[What is Property? by P. J. Proudhon]@TWC D-Link bookWhat is Property? PART FIRST 22/38
But, although equality of conditions is a necessary consequence of natural right, of liberty, of the laws of production, of the capacity of physical nature, and of the principle of society itself,--it does not prevent the social sentiment from stepping over the boundaries of DEBT and CREDIT.
The fields of benevolence and love extend far beyond; and when economy has adjusted its balance, the mind begins to benefit by its own justice, and the heart expands in the boundlessness of its affection. The social sentiment then takes on a new character, which varies with different persons.
In the strong, it becomes the pleasure of generosity; among equals, frank and cordial friendship; in the weak, the pleasure of admiration and gratitude. The man who is superior in strength, skill, or courage, knows that he owes all that he is to society, without which he could not exist.

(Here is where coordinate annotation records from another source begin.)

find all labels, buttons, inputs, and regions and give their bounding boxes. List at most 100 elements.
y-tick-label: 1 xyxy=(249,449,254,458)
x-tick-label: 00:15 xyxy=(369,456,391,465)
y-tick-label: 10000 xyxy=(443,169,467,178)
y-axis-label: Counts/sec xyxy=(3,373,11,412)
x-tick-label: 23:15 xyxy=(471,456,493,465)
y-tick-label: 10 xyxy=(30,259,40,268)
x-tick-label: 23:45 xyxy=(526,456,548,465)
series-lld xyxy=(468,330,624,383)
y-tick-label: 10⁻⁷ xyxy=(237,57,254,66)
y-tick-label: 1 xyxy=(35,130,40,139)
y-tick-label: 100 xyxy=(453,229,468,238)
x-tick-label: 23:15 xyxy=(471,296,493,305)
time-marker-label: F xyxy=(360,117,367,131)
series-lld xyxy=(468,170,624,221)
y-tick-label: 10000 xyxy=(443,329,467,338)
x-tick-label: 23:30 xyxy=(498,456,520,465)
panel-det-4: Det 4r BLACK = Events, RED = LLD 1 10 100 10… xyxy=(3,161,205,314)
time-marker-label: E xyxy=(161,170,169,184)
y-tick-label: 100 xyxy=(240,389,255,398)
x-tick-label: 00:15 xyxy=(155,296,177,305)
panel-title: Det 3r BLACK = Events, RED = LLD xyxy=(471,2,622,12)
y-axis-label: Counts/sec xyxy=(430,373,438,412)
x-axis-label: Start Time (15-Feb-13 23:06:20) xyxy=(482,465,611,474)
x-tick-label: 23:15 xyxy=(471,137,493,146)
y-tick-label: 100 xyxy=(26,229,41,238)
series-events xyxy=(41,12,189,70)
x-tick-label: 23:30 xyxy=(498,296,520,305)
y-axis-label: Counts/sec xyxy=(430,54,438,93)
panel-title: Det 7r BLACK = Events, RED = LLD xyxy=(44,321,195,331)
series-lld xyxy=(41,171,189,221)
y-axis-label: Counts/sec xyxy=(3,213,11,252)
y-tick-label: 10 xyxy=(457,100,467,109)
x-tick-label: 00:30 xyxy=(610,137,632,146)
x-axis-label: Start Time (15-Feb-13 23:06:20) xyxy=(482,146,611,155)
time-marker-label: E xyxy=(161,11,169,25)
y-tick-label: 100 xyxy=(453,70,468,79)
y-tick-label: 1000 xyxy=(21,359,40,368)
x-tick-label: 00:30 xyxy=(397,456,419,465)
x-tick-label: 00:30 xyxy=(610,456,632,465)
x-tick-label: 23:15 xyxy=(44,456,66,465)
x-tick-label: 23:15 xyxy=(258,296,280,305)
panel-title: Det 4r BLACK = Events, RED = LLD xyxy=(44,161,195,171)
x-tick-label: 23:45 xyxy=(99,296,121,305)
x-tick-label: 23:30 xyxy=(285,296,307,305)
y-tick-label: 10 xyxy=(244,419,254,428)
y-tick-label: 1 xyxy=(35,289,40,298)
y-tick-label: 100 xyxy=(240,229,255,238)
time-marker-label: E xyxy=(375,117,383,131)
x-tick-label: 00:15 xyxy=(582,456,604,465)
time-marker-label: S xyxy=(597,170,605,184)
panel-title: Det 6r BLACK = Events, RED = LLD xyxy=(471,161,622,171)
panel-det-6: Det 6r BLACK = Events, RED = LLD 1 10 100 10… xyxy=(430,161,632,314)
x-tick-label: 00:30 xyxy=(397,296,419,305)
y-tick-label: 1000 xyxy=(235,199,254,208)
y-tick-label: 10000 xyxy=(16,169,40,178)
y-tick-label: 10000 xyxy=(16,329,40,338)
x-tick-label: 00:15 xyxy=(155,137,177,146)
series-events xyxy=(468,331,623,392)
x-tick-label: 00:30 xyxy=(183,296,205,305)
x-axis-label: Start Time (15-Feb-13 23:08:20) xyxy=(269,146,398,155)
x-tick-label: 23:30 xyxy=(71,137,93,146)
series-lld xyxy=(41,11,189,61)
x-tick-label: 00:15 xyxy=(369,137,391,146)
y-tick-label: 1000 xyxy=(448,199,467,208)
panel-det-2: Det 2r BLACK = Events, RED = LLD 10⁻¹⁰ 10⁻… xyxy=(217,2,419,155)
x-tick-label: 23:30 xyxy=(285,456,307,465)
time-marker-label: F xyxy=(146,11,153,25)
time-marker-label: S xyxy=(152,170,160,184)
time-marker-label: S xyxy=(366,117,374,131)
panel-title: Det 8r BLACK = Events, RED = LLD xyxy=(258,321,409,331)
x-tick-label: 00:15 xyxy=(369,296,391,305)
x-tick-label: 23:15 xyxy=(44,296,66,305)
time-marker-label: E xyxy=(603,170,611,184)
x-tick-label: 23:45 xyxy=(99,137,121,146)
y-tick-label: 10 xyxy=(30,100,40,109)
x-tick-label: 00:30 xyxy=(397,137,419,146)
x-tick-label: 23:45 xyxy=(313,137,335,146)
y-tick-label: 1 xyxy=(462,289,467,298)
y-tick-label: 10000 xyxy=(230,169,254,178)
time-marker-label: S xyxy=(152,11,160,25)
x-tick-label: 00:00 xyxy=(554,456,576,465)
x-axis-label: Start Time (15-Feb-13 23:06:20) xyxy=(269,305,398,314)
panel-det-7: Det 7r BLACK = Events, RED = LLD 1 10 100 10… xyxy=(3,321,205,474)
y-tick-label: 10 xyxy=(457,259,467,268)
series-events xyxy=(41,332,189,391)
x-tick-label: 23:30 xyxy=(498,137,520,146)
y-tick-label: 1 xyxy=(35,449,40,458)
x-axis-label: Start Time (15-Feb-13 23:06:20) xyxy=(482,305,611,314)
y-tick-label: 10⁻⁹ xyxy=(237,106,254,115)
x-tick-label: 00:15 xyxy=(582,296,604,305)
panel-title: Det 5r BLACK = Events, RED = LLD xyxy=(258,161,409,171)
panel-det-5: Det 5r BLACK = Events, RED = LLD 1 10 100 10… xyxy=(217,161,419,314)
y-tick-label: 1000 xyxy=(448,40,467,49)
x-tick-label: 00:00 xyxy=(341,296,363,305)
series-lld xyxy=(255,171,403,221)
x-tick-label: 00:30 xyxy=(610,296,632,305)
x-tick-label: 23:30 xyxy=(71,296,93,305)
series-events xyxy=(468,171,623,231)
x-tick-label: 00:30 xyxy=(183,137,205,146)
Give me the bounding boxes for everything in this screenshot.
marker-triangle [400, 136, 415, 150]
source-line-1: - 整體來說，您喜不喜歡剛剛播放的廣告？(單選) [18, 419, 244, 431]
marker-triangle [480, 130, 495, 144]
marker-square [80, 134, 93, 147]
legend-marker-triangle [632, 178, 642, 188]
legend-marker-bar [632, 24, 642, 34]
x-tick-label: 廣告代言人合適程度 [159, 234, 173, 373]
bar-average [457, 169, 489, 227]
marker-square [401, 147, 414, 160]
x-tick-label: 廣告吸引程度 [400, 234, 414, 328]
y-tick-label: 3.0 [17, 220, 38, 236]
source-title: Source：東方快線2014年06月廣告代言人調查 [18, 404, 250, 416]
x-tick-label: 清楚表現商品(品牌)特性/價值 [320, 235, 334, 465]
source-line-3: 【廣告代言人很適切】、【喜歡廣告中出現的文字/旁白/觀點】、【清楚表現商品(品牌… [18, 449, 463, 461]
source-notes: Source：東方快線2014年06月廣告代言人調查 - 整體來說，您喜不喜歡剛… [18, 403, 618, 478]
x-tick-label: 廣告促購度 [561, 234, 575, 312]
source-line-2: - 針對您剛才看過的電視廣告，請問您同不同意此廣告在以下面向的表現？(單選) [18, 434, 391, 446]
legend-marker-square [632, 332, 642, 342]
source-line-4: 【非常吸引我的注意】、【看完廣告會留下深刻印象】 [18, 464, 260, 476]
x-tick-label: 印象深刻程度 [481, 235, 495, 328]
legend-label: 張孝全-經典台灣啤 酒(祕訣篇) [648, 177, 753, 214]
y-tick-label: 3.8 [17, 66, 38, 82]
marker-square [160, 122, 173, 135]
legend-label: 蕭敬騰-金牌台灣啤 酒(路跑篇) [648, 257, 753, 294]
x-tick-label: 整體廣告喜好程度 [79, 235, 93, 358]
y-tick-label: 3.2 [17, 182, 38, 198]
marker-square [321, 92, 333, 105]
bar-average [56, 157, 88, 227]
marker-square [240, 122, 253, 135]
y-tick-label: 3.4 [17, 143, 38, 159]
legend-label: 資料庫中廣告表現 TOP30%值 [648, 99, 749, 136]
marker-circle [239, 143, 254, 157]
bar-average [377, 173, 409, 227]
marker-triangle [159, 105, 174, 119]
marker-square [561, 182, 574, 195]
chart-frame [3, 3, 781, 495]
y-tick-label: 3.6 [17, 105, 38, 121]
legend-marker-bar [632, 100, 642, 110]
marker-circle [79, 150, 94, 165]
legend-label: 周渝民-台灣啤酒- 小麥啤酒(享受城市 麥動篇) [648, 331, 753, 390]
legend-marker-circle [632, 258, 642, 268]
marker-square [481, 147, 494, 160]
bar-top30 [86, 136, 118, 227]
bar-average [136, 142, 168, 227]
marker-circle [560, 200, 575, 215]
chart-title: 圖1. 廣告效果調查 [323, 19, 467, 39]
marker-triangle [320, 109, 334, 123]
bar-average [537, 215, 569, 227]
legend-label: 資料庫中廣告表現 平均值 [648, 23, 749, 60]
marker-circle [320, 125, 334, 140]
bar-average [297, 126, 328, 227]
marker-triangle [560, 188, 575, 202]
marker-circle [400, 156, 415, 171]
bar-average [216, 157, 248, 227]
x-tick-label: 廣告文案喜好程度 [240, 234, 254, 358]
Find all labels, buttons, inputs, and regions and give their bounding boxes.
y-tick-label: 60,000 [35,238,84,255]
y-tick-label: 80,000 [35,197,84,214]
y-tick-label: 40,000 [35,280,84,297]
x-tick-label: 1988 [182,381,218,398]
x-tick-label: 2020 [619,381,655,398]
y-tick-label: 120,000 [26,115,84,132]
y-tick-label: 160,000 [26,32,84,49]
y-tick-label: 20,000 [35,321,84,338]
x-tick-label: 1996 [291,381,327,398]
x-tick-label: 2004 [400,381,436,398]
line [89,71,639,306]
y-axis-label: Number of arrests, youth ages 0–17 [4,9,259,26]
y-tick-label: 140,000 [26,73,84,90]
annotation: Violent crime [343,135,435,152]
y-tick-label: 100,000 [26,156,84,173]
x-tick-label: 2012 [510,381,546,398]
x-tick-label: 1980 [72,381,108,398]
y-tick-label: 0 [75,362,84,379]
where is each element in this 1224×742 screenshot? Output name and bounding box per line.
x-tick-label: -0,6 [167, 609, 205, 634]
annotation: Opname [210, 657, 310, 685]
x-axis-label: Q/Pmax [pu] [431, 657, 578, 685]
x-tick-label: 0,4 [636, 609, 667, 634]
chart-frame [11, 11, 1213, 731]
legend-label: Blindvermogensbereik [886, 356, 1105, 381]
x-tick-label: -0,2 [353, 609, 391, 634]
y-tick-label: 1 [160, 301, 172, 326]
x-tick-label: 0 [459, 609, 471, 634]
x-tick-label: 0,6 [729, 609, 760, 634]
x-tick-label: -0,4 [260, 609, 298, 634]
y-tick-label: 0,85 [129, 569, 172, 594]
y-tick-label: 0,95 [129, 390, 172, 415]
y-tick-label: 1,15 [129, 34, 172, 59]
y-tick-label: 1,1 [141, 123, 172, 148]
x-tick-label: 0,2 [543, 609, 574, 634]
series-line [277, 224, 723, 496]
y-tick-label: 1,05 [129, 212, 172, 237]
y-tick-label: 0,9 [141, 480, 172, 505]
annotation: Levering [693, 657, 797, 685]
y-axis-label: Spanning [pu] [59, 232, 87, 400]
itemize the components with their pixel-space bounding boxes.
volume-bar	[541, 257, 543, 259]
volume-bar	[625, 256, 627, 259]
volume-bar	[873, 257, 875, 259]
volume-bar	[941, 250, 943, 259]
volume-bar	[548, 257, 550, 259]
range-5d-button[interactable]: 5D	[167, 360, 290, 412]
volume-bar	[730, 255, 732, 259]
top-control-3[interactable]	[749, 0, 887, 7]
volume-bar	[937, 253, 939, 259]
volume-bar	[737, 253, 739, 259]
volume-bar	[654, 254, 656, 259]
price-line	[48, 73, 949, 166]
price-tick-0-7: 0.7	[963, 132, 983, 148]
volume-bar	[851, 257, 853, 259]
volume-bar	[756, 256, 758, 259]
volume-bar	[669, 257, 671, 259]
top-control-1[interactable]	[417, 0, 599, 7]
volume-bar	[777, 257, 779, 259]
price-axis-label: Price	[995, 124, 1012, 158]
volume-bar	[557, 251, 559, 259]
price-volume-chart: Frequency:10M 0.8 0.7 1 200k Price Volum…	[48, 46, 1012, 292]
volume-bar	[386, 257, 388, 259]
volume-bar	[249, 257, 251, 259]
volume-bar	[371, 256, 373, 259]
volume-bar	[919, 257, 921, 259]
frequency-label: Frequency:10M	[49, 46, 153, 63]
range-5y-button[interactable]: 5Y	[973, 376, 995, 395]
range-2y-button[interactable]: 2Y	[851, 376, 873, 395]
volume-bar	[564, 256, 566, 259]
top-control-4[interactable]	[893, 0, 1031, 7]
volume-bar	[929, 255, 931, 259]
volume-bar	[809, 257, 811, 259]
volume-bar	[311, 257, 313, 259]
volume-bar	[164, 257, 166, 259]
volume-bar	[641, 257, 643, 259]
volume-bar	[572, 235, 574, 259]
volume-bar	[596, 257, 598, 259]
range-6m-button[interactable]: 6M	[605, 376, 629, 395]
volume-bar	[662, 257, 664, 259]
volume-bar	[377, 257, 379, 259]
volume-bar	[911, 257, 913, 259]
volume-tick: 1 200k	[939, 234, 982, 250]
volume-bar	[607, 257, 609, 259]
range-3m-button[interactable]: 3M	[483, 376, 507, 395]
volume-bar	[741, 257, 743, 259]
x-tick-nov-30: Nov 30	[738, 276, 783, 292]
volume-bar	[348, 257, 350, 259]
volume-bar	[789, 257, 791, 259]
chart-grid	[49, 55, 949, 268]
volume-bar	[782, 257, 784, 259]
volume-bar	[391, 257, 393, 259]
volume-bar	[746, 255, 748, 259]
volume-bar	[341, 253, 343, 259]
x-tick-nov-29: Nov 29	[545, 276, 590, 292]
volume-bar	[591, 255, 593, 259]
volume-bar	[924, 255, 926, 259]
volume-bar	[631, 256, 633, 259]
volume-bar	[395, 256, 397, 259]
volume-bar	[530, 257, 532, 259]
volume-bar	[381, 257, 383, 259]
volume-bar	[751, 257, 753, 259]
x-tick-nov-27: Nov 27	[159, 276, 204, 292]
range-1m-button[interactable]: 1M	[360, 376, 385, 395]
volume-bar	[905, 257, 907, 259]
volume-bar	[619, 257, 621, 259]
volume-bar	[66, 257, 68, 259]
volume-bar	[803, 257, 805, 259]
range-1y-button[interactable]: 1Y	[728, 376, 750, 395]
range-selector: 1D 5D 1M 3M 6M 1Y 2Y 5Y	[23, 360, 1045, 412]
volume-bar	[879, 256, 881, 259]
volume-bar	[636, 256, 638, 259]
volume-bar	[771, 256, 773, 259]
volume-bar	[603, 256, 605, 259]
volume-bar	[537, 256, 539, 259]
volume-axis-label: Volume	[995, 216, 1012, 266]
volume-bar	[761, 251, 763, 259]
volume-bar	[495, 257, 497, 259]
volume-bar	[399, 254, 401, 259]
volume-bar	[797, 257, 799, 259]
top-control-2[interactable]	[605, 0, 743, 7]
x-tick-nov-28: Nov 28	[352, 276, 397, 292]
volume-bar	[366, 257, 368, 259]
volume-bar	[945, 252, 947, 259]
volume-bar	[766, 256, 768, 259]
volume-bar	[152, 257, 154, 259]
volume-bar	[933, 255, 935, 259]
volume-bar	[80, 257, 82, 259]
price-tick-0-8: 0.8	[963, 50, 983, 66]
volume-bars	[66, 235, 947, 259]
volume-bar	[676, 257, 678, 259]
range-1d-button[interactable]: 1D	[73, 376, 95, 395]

He knows that, in treating him precisely as it does the lowest of its members, society discharges its whole duty towards him.
But he does not underrate his faculties; he is no less conscious of his power and greatness; and it is this voluntary reverence which he pays to humanity, this avowal that he is but an instrument of Nature,--who is alone worthy of glory and worship,--it is, I say, this simultaneous confession of the heart and the mind, this genuine adoration of the Great Being, that distinguishes and elevates man, and lifts him to a degree of social morality to which the beast is powerless to attain.